【仙台】オナイウ情滋FW起用応えV弾4位浮上「普段よりゴールに近いので積極的に狙う意識」

いわき対仙台 仙台サポーターの前で勝利のダンスを踊る仙台オナイウ(手前)(撮影・木村有優)

<明治安田J2:いわき1-2仙台>◇第19節◇2日◇ハワスタ

J2ベガルタ仙台がいわきとの「東北ダービー」に2-1で勝利し、4位に浮上した。

前半6分、左CKからDF高田椋汰(23)のボレーシュートで先制に成功。後半1分に同点に追いつかれるも、同7分にはゴール前での混戦の中、MFオナイウ情滋(23)がこぼれ球に反応し右足を振り抜きネットを揺らした。今季2点目となるゴールは、チームを救う値千金の勝ち越し弾となった。

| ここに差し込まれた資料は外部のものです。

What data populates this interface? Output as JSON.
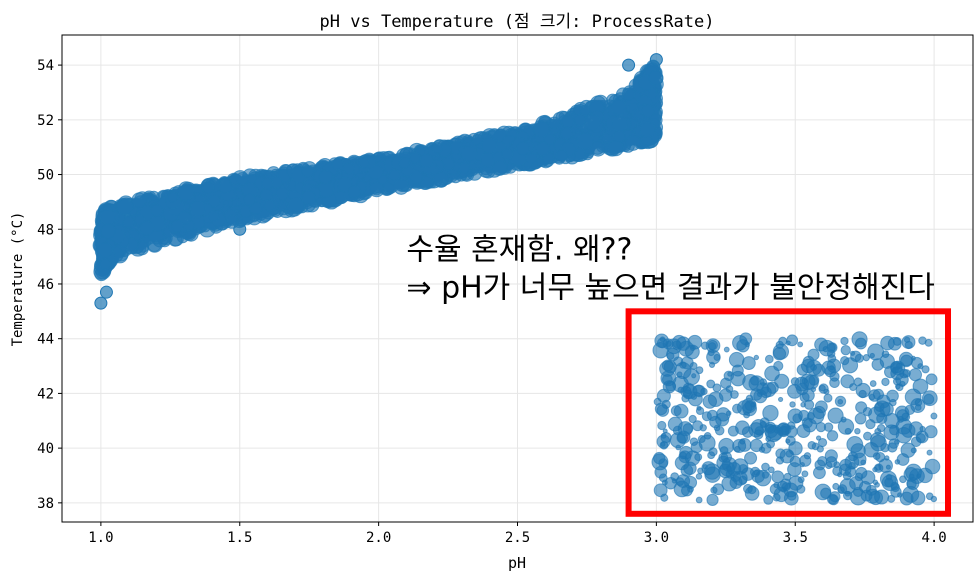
{
  "chart_data": {
    "type": "scatter",
    "title": "pH vs Temperature (점 크기: ProcessRate)",
    "xlabel": "pH",
    "ylabel": "Temperature (°C)",
    "xlim": [
      0.86,
      4.14
    ],
    "ylim": [
      37.3,
      55.1
    ],
    "xticks": [
      1.0,
      1.5,
      2.0,
      2.5,
      3.0,
      3.5,
      4.0
    ],
    "yticks": [
      38,
      40,
      42,
      44,
      46,
      48,
      50,
      52,
      54
    ],
    "grid": true,
    "color": "#1f77b4",
    "series": [
      {
        "region": "dense band",
        "x_range": [
          1.0,
          3.0
        ],
        "trend_points": [
          {
            "x": 1.0,
            "y_low": 46.3,
            "y_mid": 47.6,
            "y_high": 48.6
          },
          {
            "x": 1.05,
            "y_low": 47.0,
            "y_mid": 48.0,
            "y_high": 48.9
          },
          {
            "x": 1.5,
            "y_low": 48.3,
            "y_mid": 49.2,
            "y_high": 49.9
          },
          {
            "x": 2.0,
            "y_low": 49.4,
            "y_mid": 50.0,
            "y_high": 50.6
          },
          {
            "x": 2.5,
            "y_low": 50.3,
            "y_mid": 50.9,
            "y_high": 51.6
          },
          {
            "x": 2.9,
            "y_low": 51.0,
            "y_mid": 52.0,
            "y_high": 53.0
          },
          {
            "x": 3.0,
            "y_low": 51.3,
            "y_mid": 52.8,
            "y_high": 54.1
          }
        ],
        "outliers": [
          [
            1.0,
            45.3
          ],
          [
            1.02,
            45.7
          ],
          [
            1.5,
            48.0
          ],
          [
            2.9,
            54.0
          ],
          [
            3.0,
            54.2
          ]
        ]
      },
      {
        "region": "scattered cloud",
        "x_range": [
          3.0,
          4.0
        ],
        "y_range": [
          38.0,
          44.0
        ]
      }
    ],
    "annotations": [
      {
        "text": "수율 혼재함. 왜??",
        "x": 2.1,
        "y": 46.9
      },
      {
        "text": "⇒ pH가 너무 높으면 결과가 불안정해진다",
        "x": 2.1,
        "y": 45.5
      }
    ],
    "highlight_box": {
      "x_range": [
        2.9,
        4.05
      ],
      "y_range": [
        37.6,
        45.0
      ],
      "color": "#ff0000"
    }
  }
}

全員でつかみとった1勝だ。同点に追いつかれたわずか6分後。MF名願斗哉(19)がドリブルで侵入しシュートするも相手GKに阻まれた。そのこぼれ球にゴール前では混戦状態となったが、オナイウは冷静に待ち構えていた。「(みんなが)ゴール前に詰めているのが見えたので1歩引いて待っていた」。判断が功を奏し、訪れた絶好のチャンスを見逃さずにペナルティーエリア中央から右足で決めた。「みんなのおかげでボールが流れてきて、それを決めきることができた」と感謝した。

フィジカル面を武器とするいわき。それ以上のハードワークが必要となるこの試合は、これまでサイドハーフを担っていたスピードが武器のオナイウがトップとして先発した。「普段よりゴールに近い位置にいるので積極的に狙う意識だった」。いわきの強度を前に試合を通じて放ったシュートは1本だったが、1度きりのチャンスをものにした。「一番ゴールに近いときに、一番ゴールが生まれそうな場所にいれた。FWでもしっかりと結果を残せて良かった」と笑顔で振り返った。

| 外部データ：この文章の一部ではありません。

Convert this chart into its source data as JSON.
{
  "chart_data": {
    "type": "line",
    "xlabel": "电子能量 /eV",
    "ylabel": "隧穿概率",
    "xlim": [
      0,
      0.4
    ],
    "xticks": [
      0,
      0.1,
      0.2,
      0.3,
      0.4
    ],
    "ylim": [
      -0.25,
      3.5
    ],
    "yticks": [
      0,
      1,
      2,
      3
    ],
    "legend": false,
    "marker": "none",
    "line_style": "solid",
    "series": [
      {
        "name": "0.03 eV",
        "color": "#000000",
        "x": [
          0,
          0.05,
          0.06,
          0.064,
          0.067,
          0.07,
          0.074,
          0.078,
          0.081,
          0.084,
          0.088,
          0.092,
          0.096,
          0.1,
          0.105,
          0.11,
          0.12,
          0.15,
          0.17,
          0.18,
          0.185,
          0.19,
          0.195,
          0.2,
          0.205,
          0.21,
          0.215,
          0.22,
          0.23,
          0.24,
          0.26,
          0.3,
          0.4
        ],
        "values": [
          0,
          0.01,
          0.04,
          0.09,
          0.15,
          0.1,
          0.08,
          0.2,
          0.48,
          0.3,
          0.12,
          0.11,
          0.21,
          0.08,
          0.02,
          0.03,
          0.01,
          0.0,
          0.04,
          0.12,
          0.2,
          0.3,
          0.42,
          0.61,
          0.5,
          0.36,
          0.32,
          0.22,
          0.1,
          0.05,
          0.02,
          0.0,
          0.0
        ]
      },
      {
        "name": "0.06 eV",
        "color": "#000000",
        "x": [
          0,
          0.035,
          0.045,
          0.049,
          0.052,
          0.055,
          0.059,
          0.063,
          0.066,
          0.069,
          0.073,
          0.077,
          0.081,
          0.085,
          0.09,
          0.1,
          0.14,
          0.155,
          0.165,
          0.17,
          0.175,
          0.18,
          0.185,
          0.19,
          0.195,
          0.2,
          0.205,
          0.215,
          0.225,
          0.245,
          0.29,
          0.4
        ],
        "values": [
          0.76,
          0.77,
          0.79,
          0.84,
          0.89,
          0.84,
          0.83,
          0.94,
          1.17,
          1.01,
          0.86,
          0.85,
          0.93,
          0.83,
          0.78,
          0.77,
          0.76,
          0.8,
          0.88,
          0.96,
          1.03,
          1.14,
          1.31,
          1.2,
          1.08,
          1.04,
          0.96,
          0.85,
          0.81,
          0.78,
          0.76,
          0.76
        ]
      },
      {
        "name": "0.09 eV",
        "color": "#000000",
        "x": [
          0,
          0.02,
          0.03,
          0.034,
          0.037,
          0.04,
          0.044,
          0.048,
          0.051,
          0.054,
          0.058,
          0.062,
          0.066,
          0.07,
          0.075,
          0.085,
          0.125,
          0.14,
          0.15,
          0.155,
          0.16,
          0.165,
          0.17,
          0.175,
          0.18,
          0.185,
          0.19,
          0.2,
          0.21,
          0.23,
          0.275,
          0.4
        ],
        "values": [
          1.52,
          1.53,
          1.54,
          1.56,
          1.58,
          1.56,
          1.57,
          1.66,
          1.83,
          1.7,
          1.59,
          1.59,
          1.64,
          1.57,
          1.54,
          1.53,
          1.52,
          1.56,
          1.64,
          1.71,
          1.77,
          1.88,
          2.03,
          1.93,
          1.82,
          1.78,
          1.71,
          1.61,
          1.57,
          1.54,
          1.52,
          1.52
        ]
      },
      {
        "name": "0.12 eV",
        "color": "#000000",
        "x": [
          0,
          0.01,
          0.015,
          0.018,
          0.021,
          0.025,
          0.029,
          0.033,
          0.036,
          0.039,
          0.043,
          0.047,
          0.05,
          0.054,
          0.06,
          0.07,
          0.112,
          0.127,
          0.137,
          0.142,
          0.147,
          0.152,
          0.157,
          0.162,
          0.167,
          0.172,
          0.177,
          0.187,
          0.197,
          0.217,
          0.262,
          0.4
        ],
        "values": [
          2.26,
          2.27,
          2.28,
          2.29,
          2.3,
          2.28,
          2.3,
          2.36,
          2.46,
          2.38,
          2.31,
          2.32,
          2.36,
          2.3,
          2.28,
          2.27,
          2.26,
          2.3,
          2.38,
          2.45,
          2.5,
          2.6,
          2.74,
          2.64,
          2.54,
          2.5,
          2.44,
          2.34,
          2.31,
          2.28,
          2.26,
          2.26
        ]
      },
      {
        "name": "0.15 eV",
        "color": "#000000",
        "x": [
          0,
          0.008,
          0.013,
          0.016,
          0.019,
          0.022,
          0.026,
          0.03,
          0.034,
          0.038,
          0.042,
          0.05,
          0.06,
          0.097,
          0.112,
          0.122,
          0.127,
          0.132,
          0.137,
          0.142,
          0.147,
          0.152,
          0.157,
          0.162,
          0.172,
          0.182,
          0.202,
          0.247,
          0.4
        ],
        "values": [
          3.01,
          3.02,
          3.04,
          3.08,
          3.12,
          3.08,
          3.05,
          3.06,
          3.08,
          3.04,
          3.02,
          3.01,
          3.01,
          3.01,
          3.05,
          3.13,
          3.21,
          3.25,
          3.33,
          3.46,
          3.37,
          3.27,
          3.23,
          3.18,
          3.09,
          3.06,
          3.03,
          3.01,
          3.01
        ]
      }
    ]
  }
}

前節岡山戦では今季最多失点の1-4で大敗し「隙があった」と反省。「分岐点になる」と話す一戦にいま一度、気を引き締め直して臨んだ。森山佳郎監督(56)は「後半の入りで前節同様に失点してしまったが、そこから崩れずにはね返す力でゴールをもぎ取れた」と称賛。1歩1歩、着実に成長するイレブンらは次節8日のアウェー甲府戦で連勝し、勝ち点3をもぎ取る。【木村有優】

○…仙台MF松井蓮之(れんじ、24)がプロ初の地元いわき市での凱旋(がいせん)試合を勝利で飾った。ボランチでフル出場し、接戦を制した。「プロになっての地元でのプレーは感慨深く楽しかった」。応援に駆けつけた家族や親戚に成長した姿を見せたが、まだまだこれからだ。「『いわき出身の選手といえば松井』と言われるくらい有名になって、いわきを盛り上げたい。もっと活躍して戻ってきたい」と誓った。

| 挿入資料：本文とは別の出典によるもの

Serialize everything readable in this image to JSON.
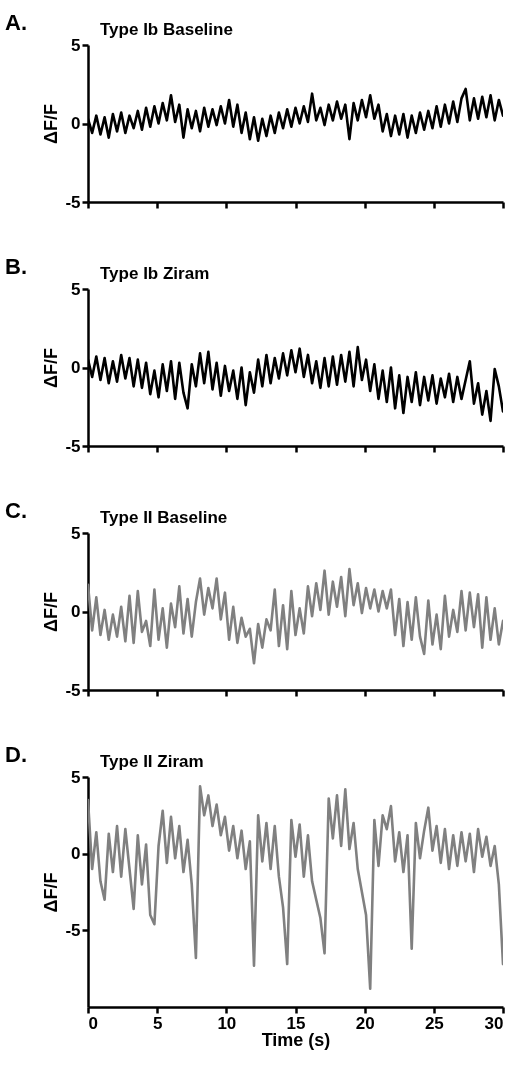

○…いわきは仙台との「東北ダービー」で初黒星を喫した。前節まで全試合で3バックの中央で出場していたDF照山颯人(23)が負傷欠場。この試合はDF大森理生(21)が3バック中央で統率したが、前半6分、後半7分とともに立ち上がりに失点した。J2初昇格の昨季は1勝1分けと格上の仙台に不敗だったが敗戦。大森は「入りが悪く、その流れを断ち切ることができなかった。チーム全体として準備してきたことが結果につながらなかった」と反省した。